On April 20, 1962, the afternoon of Good Friday, Gianna went into labor.  She tried to deliver the child naturally but to no avail.  So on Holy Saturday, Gianna delivered her fourth child and third daughter by Cesarean Section. Shortly after surgery, Gianna developed complications.  She suffered quietly and without the aid of medicine so she could remain lucid and able to pray and join her suffering the Christ.  She received Jesus in the Eucharist one last time and passed away one week after delivering, on Saturday April 28, 1962.  She was 39 years old.
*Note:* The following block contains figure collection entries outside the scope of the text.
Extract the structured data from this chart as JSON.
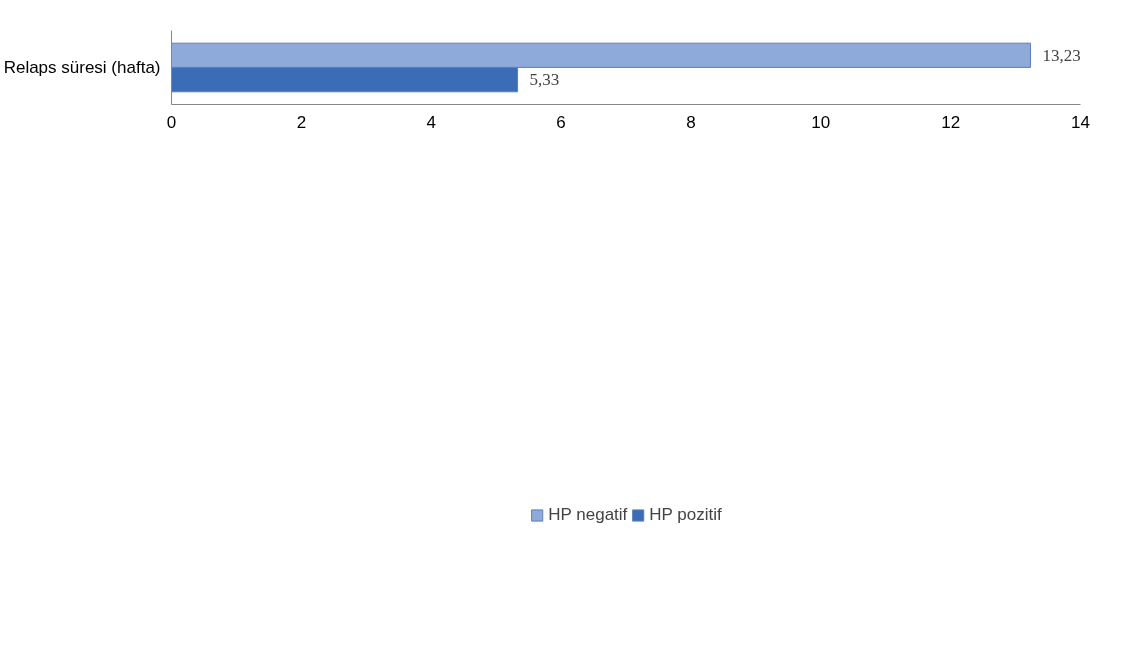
{
  "chart_data": {
    "type": "bar",
    "orientation": "horizontal",
    "categories": [
      "Relaps süresi (hafta)"
    ],
    "series": [
      {
        "name": "HP negatif",
        "color": "#8eaadb",
        "values": [
          13.23
        ],
        "value_labels": [
          "13,23"
        ]
      },
      {
        "name": "HP pozitif",
        "color": "#3a6db5",
        "values": [
          5.33
        ],
        "value_labels": [
          "5,33"
        ]
      }
    ],
    "xlim": [
      0,
      14
    ],
    "xticks": [
      0,
      2,
      4,
      6,
      8,
      10,
      12,
      14
    ],
    "grid": false,
    "legend": "bottom"
  }
}
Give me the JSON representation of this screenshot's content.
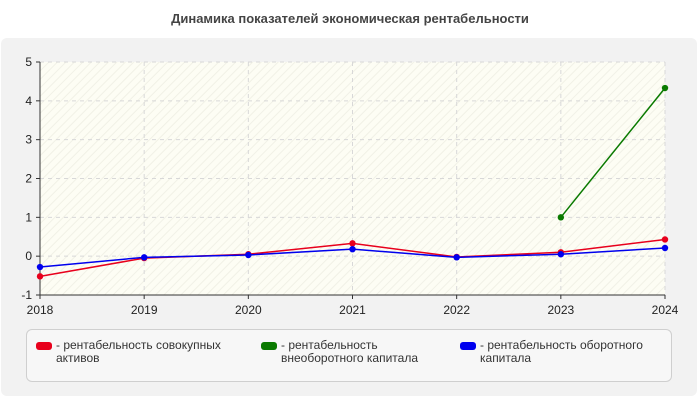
{
  "chart_data": {
    "type": "line",
    "title": "Динамика показателей экономическая рентабельности",
    "xlabel": "",
    "ylabel": "",
    "x": [
      "2018",
      "2019",
      "2020",
      "2021",
      "2022",
      "2023",
      "2024"
    ],
    "ylim": [
      -1,
      5
    ],
    "yticks": [
      -1,
      0,
      1,
      2,
      3,
      4,
      5
    ],
    "grid": true,
    "legend_position": "bottom",
    "series": [
      {
        "name": "- рентабельность совокупных\nактивов",
        "color": "#e8001c",
        "values": [
          -0.52,
          -0.05,
          0.05,
          0.33,
          -0.02,
          0.1,
          0.43
        ]
      },
      {
        "name": "- рентабельность\nвнеоборотного капитала",
        "color": "#0a7a00",
        "values": [
          null,
          null,
          null,
          null,
          null,
          1.0,
          4.33
        ]
      },
      {
        "name": "- рентабельность оборотного\nкапитала",
        "color": "#0000ee",
        "values": [
          -0.28,
          -0.03,
          0.03,
          0.18,
          -0.03,
          0.05,
          0.21
        ]
      }
    ]
  }
}
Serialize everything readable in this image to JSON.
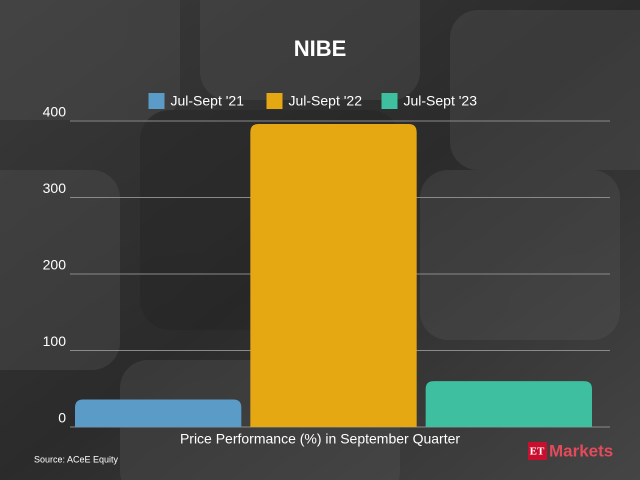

Her exemplary life of faith, maternal love and the choice of saving her daughter led to her beatification by Pope John Paul II on April 24, 1994. Ten years later, on May 16, 2004 Pope John Paul II declared Gianna Beretta Molla a saint.  She was the first saint to have her widow and her children present for the ceremony.  Her feast day is celebrated on April 28. 

Many of us can see ourselves in St. Gianna.  She was an ordinary woman living an ordinary life.  She was a faithful spouse, a loving parent and a career woman but most importantly she was a devout Catholic who devoted her life to helping her children and others embrace their faith. She was an example to all of us of what true love is – giving your life for that of another.  How many of us can say definitively that we would, or could do this?  The words from the liturgy of Gianna's feast say it best - “She was a serene woman full of joy.  She loved everything that is true, noble, right, pure, amiable, honorable, virtuous and praiseworthy.”